En l’espèce, faute de justifier tant de la mauvaise foi du débiteur que du préjudice subi distinct de celui réparé par les intérêts moratoires accordés ci-dessus, le bailleur sera débouté de sa demande de dommages et intérêts.
Sur les demandes accessoires :
Madame [V] [D], partie perdante, supportera la charge des dépens en application de l’article 696 du code de procédure civile, qui comprendront notamment le coût du commandement de payer et celui de l’assignation.
L’équité justifie de ne pas faire droit à la demande formée au titre de l’article 700 du code de procédure civile.

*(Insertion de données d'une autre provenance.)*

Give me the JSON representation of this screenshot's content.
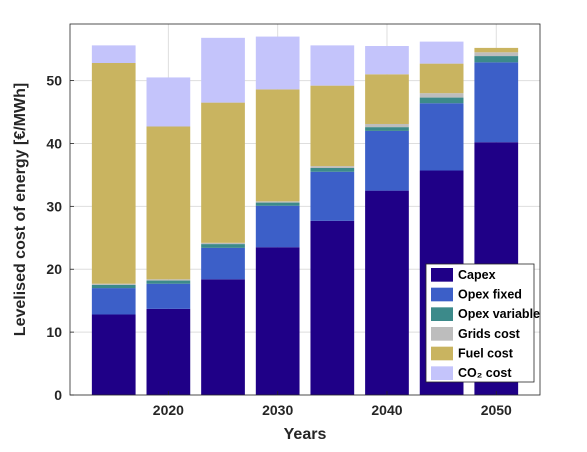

La présente décision est exécutoire à titre provisoire, conformément à l’article 514 du code de procédure civile.
PAR CES MOTIFS
Le juge des contentieux de la protection statuant publiquement, après débats en audience publique, par jugement mis à disposition au greffe contradictoire et en premier ressort,
CONSTATE que les conditions d’acquisition de la clause résolutoire figurant au bail conclu le 5 novembre 2019, entre l’OPHLM [Localité 9] et Madame [V] [D] concernant l’appartement à usage d’habitation n°105 situé au [Adresse 3], sont réunies à la date du 18 juillet 2024 ;
CONDAMNE Madame [V] [D] à verser à l’Office Public de l’Habitat EST ENSEMBLE HABITAT la somme de 3.094,80 euros (décompte arrêté au 10 octobre 2025, incluant la mensualité de septembre 2025) ;
AUTORISE Madame [V] [D] à s’acquitter de cette somme, outre le loyer et les charges courants, en 19 mensualités de 150 euros chacune et une 36ème mensualité qui soldera la dette en principal et intérêts ;
PRECISE que chaque mensualité devra intervenir avant le 10 de chaque mois jusqu’à extinction de la dette et pour la première fois le 10 du mois suivant la signification du présent jugement ;
SUSPEND les effets de la clause résolutoire pendant l’exécution des délais accordés ;
DIT que si les délais accordés sont entièrement respectés, la clause résolutoire sera réputée n’avoir jamais été acquise ;
RAPPELLE qu’en application de l’article R. 824-29 du code de la construction et de l’habitation, sous réserve du respect de ce plan d’apurement, l’aide personnelle au logement est maintenue ou rétablie dans les conditions prévues à l’article R. 824-26 ;
DIT qu’en revanche, toute mensualité, qu’elle soit due au titre du loyer et des charges courants ou de l’arriéré, restée impayée sept jours après l’envoi d’une mise en demeure par lettre recommandée avec avis de réception justifiera :
* que la clause résolutoire retrouve son plein effet ;
* que le solde de la dette devienne immédiatement exigible ;
* qu’à défaut pour Madame [V] [D] d’avoir volontairement libéré les lieux dans les deux mois de la délivrance d’un commandement de quitter les lieux, l’Office Public de l’Habitat EST ENSEMBLE HABITAT, puisse faire procéder à son expulsion ainsi qu’à celle de tous les occupants de son chef, conformément à l’article L.412-1 du code des procédures civiles d’exécution, avec le concours de la force publique si besoin est, étant rappelé que le sort du mobilier garnissant le logement est prévu par les articles L.433-1 et suivants du code des procédures civiles d’exécution ;
* que Madame [V] [D] soit condamnée à verser à l’Office Public de l’Habitat EST ENSEMBLE HABITAT, une indemnité mensuelle d’occupation égale au montant du loyer et des charges qui auraient été dus en l’absence de résiliation du bail, jusqu’à la date de la libération effective et définitive des lieux caractérisée par la remise des clés au l’Office Public de l’Habitat EST ENSEMBLE HABITAT ou à son mandataire ;
REJETTE la demande de dommages et intérêts formée par l’Office Public de l’Habitat EST ENSEMBLE HABITAT ;
DIT n’y avoir lieu à paiement d’une indemnité au titre de l’article 700 du code de procédure civile ;
CONDAMNE Madame [V] [D] aux dépens, qui comprendront notamment le coût du commandement de payer et de l’assignation ;
RAPPELLE que le présent jugement est exécutoire de plein droit à titre provisoire.
Ainsi jugé et prononcé par mise à disposition les jour, mois et an susdits par le Juge des contentieux de la protection et le Greffier susnommés.